IBM Corporation, the multinational technology company based in New York, has made an official filing for a blockchain web browser, with the United States Patent and Trademark Office (USPTO). The application, based on the publication on the USPTO’s official website, explains that the new web browser would gather data from internet sessions and keep a “record of browser events in a blockchain using a peer-to-peer network.”
The filing specifies that the data being stored on the blockchain could include browser cache, plugins and extensions, geolocation, application programming interfaces (API), browser tabs, cookies, browser version and also whether or not the browser is being accessed via mobile or web. The browser could also add the information to the blockchain in real-time.
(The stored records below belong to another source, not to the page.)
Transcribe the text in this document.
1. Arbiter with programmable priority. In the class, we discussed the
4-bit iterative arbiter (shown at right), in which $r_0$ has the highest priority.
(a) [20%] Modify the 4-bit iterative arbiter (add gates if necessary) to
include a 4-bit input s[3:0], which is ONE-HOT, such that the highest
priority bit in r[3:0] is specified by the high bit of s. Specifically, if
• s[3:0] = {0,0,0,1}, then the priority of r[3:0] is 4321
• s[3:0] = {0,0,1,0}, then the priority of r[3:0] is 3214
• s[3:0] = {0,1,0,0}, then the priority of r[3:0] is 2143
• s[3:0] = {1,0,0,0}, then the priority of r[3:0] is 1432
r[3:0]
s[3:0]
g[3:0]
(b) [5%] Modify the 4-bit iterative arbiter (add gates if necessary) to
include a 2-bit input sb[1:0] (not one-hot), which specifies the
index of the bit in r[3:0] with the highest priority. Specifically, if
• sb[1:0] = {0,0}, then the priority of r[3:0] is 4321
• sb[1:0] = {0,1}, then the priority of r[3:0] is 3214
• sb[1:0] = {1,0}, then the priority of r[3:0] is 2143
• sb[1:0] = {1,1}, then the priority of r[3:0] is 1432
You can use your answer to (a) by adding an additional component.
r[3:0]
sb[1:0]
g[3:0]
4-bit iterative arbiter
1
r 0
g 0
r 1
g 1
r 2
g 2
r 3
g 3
Regardless of this, the browser will ensure security such that no part of the data being collected will ever be compromised. It notes that “each new block is encrypted using information in the previous block in the blockchain, thus ensuring the security of the blockchain.” It also adds that:
“The present invention affords a system for storing browsing information such that privacy is preserved and places privacy in the ‘hands of a user’ rather than a third party.”
IBM and Blockchain
The IBM corporation is very pro-blockchain and have several blockchain endeavours and partnerships.
About a week ago, IBM announced that it had partnered with Chainyard, a blockchain company, to create a new blockchain powered network to help improve supply chain management. The network is called Trust Your Supplier and it boasts of a few heavy-hitting founding members such as Cisco, Lenovo, Nokia, Schneider Electric, Vodafone, GlaxoSmithKline and Anheuser-Busch InBev.